Is the following a photo of success or failure?

(The answer appears below the photo)

VC Osprey pic - 475

This photo I took captures the moment a split second after the Osprey failed in pursuit of its prey.

At that time, the Osprey had swooped down to grab an extremely large fish.

It succeeded in grabbing on to the fish with its talons, BUT the fish was too big, too strong, and too heavy for the Osprey to fly away with it.

In fact, the fish pulled the bird down into the water, submerging 90% of the bird’s body, and started to drown it.

The moment you see above is a split second after the bird decided to give up, let go of the fish, and fly up to live to fight another day.

In a truly glorious rise from failure, the Osprey strained to flap its water-drenched wings to pull itself out of harm’s way.

The reason you see so much water spray, which is very unusual for an Osprey, is precisely because the water had drenched the Osprey’s wings when it got pulled under.

Birds were designed to fly, not to swim. This Osprey got reminded of that lesson in this GLORIOUS moment — arguable much more glorious than if it had been successful.

Sometimes it is not how we handle success that defines us; it is how we handle “failure.”

For it is in recovering from failure that lessons are learned, “muscles” (physical and mental) are strengthened, and skills are honed for the next attempt.

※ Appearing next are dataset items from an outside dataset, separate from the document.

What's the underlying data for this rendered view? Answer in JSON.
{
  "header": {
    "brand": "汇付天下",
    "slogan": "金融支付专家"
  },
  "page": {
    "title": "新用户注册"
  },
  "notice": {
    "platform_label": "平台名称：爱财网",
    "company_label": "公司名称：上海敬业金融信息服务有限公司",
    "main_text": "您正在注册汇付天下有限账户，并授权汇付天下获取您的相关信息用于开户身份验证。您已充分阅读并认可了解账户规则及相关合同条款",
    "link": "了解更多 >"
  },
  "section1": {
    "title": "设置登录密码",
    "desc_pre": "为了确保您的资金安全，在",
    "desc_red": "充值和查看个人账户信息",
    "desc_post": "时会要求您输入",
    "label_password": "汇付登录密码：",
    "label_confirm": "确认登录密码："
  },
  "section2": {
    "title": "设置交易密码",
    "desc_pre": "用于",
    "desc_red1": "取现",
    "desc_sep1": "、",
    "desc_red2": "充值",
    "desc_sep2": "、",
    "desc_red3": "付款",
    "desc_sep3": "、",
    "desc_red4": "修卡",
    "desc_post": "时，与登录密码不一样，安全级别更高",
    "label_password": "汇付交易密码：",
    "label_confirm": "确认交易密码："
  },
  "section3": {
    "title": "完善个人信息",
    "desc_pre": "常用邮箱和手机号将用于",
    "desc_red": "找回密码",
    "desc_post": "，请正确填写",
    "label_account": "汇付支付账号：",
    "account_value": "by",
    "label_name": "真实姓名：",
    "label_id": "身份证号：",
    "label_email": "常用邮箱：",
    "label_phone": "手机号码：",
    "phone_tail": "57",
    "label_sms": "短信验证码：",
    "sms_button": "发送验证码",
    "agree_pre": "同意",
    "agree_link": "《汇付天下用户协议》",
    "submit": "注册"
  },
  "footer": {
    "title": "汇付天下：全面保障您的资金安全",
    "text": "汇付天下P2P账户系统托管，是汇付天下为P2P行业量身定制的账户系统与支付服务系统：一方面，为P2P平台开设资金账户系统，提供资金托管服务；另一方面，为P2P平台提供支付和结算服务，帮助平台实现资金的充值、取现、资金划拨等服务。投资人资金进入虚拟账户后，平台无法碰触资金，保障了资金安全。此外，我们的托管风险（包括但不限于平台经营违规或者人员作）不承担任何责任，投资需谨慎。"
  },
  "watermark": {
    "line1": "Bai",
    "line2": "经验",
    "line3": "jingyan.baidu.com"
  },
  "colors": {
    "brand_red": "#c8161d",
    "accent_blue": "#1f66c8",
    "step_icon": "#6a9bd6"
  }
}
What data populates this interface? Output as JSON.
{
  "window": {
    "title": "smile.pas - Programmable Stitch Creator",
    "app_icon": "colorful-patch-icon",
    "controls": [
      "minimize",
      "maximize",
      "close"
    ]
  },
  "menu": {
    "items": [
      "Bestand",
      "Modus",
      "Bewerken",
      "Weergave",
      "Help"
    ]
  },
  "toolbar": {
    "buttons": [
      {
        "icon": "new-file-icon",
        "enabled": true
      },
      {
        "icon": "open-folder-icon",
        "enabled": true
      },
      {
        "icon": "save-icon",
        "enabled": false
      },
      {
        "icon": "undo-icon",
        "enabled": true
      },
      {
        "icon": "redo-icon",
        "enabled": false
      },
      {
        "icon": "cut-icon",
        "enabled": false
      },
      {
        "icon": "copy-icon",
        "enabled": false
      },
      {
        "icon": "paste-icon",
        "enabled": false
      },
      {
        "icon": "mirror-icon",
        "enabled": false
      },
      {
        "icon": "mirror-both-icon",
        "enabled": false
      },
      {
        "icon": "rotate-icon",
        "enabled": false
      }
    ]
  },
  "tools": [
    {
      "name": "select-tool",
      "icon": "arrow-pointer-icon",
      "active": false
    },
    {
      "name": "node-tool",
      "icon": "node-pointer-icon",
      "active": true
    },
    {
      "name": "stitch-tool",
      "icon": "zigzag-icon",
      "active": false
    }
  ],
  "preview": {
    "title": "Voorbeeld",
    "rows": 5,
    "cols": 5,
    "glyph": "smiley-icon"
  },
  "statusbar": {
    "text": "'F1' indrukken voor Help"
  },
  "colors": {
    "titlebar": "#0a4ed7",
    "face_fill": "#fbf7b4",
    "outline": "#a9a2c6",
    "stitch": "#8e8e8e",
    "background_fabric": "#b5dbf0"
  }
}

Nobody successful in life or nature gets that way without learning from his or her “failures.”

When I look at the most glorious moments in my life and career, they are not the public moments of success. They have always been those private moments right after I’ve hit rock bottom.

In my case, it was a figurative rock bottom. In the case of the Osprey, it’s literal.

In both cases, recovering from failure is glorious (even if it feels absolutely miserable in the moment!).

There’s a second lesson here. And that is the value of setting ambitious goals and learning from the PURSUIT of them.

It would have been “safer” had the Osprey not attempted to pursue such an ambitious goal.

I would have had far fewer failures in my life and career had I not tried to aim high.

But that misses the point entirely.

When you aim high, even when you fail… or especially when you fail… you GROW and learn from the experience.

Failure is not the opposite of success. It is the pathway through which you succeed.

However, this is only true under one condition: you genuinely embrace the lesson failure gives you as a gift.

That’s only possible if you face failure head on (rather than hide from it) so you notice the gift, are humble enough to learn the lesson, and have the courage to try again.